Duke's Scoop

We were recently given professional advice it was time to euthanize our twelve and a half year old canine family member, Kersey.  

We’ve done it and now are dealing with the pain we all feel with the loss of a special pet.  

Just a little more than a year ago, Kersey was romping  the woods with her canine buddies, delivering running shoes from the garage to the front door, greeting us at the front door with her food bowl in mouth and tail wagging in anticipation.

The turning point was a diagnosis of hypothyroidism and a torn ACL.  

Then came Cushings, diabetes, mastitis, cancer, severe arthritis, blindness, deafness and dementia.  She became a review in physiology, vet tech and pharmacology

What was remarkable was observing her tenacity and her ability, and willingness, to adapt without complaining.  

With the torn ACL and then the severe arthritis, she learned to manipulate both our front door, and back patio, stairs at a certain angle and a special hop to her advantage.  

With her blindness she’d often run into things or fall – sometimes right onto her face. 

Without a whimper she’d find her way around an obstacle or get up and move on. 

Eventually we’d walk her on a leash and she’d allow us to be her guide-person. With her deafness she learned to listen to our hands clapping loudly and to use her sense of smell even more.

One incident of her adaptability stands out as particularly remarkable and still baffles me. 

I was sitting in my office focused on my computer. Kersey walked slowly in and went under my desk.

As I’d done in the past, I had to back her out because the wall made it a dead end. Then I beheld a dead rodent on the floor.  

I believe she must have smelt it on the back porch from a capture by our hunter cat. I believe Kersey brought it to me as a gift!

Unfortunately there is no cure for Cushings.  

When we got that diagnosis we had to come to terms with the fact that it was terminal. 

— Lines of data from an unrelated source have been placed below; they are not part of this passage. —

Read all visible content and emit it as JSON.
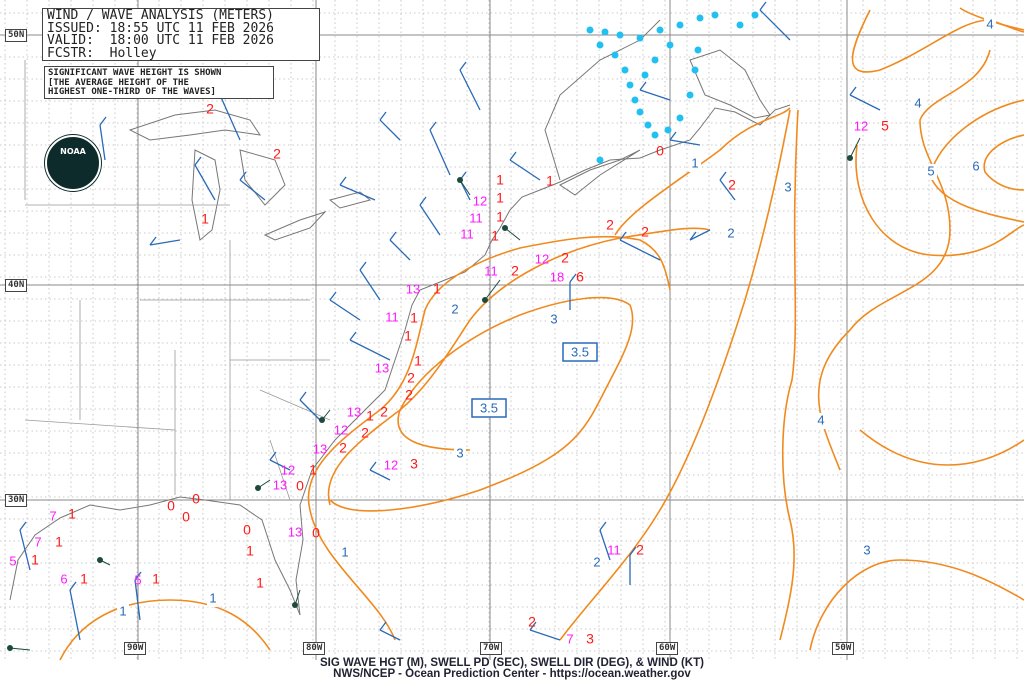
{
  "header": {
    "title": "WIND / WAVE ANALYSIS (METERS)",
    "issued": "ISSUED: 18:55 UTC 11 FEB 2026",
    "valid": "VALID:  18:00 UTC 11 FEB 2026",
    "forecaster": "FCSTR:  Holley"
  },
  "note": {
    "line1": "SIGNIFICANT WAVE HEIGHT IS SHOWN",
    "line2": "[THE AVERAGE HEIGHT OF THE",
    "line3": "HIGHEST ONE-THIRD OF THE WAVES]"
  },
  "logo": {
    "text": "NOAA"
  },
  "lat_labels": [
    "50N",
    "40N",
    "30N"
  ],
  "lon_labels": [
    "90W",
    "80W",
    "70W",
    "60W",
    "50W"
  ],
  "footer": {
    "line1": "SIG WAVE HGT (M), SWELL PD (SEC), SWELL DIR (DEG), & WIND (KT)",
    "line2": "NWS/NCEP - Ocean Prediction Center - https://ocean.weather.gov"
  },
  "colors": {
    "contour": "#f08a1e",
    "contour_label": "#2a6ab8",
    "wave_height": "#ff1a1a",
    "swell_period": "#ff19ff",
    "wind_barb": "#2a6ab8",
    "swell_arrow": "#1c4a3c",
    "sea_ice": "#22c0f0",
    "coastline": "#777777"
  },
  "contour_labels": [
    "4",
    "4",
    "5",
    "6",
    "1",
    "3",
    "2",
    "2",
    "3",
    "3",
    "4",
    "3",
    "1",
    "2",
    "1",
    "1"
  ],
  "boxed_labels": [
    "3.5",
    "3.5"
  ],
  "swell_periods": [
    "12",
    "12",
    "11",
    "11",
    "12",
    "11",
    "18",
    "13",
    "11",
    "13",
    "13",
    "12",
    "13",
    "12",
    "12",
    "13",
    "13",
    "7",
    "7",
    "5",
    "6",
    "5",
    "11",
    "7"
  ],
  "wave_heights": [
    "5",
    "0",
    "2",
    "1",
    "1",
    "1",
    "1",
    "1",
    "2",
    "2",
    "2",
    "6",
    "2",
    "1",
    "1",
    "1",
    "1",
    "2",
    "2",
    "2",
    "1",
    "2",
    "2",
    "3",
    "1",
    "0",
    "0",
    "0",
    "1",
    "1",
    "1",
    "1",
    "1",
    "1",
    "1",
    "0",
    "0",
    "0",
    "2",
    "2",
    "3",
    "2",
    "2",
    "1"
  ]
}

As subsequent illnesses presented themselves we had to continually weigh her quality of life. 

Recent videos and pictures sent to our vet, Kit, confirmed that it was time to let go. Up until Kit showed up to our house to perform the euthanasia, we questioned our decision. 

However, we kept reminding ourselves that we’d rather die in our sleep smiling (in dogs terms, wagging a tail) than to die in pain with incontinence and anorexia. 

The finality of death is hard but we are now freed of the stress of deciding when to let go.

While mourning the loss of Kersey, a friend referred me to a poem, called Rainbow Bridge:

“Just this side of heaven is a place called Rainbow Bridge.  

“When an animal dies that has been especially close to someone here, that pet goes to Rainbow Bridge. There are meadows and hills for all of our special friends so they can run and play together. There is plenty of food, water and sunshine, and our friends are warm and comfortable.  

“All the animals who had been ill and old are restored to health and vigor. Those who were hurt or maimed are made whole and strong again, just as we remember them in our dreams of days and times gone by. The animals are happy and content, except for one small thing; they each miss someone very special to them, who had to be left behind. 

“They all run and play together, but the day comes when one suddenly stops and looks into the distance.  His bright eyes are intent.  His eager body quivers. Suddenly be begins to run from the group, flying over the green grass, his legs carrying him faster and faster.

“You have been spotted, and when you and your special friend finally meet, you cling together in joyous reunion, never to be parted again.  The happy kisses rain upon your face; your hands again caress the beloved head, and you look once more into the trusting eyes of your pet, so long gone from your life but never absent from your heart.  Then you cross Rainbow Bridge together…”

Author unknown

This excellent poem is letting me deviate from remembering Kersey in the pain she was feeling and instead as “restored to health and vigor.”

As another friend explained, “She is pure love and light, free from pain.  Now we ache for her.”

Laura Pintane is a local dog trainer and member of Salida Dog Club.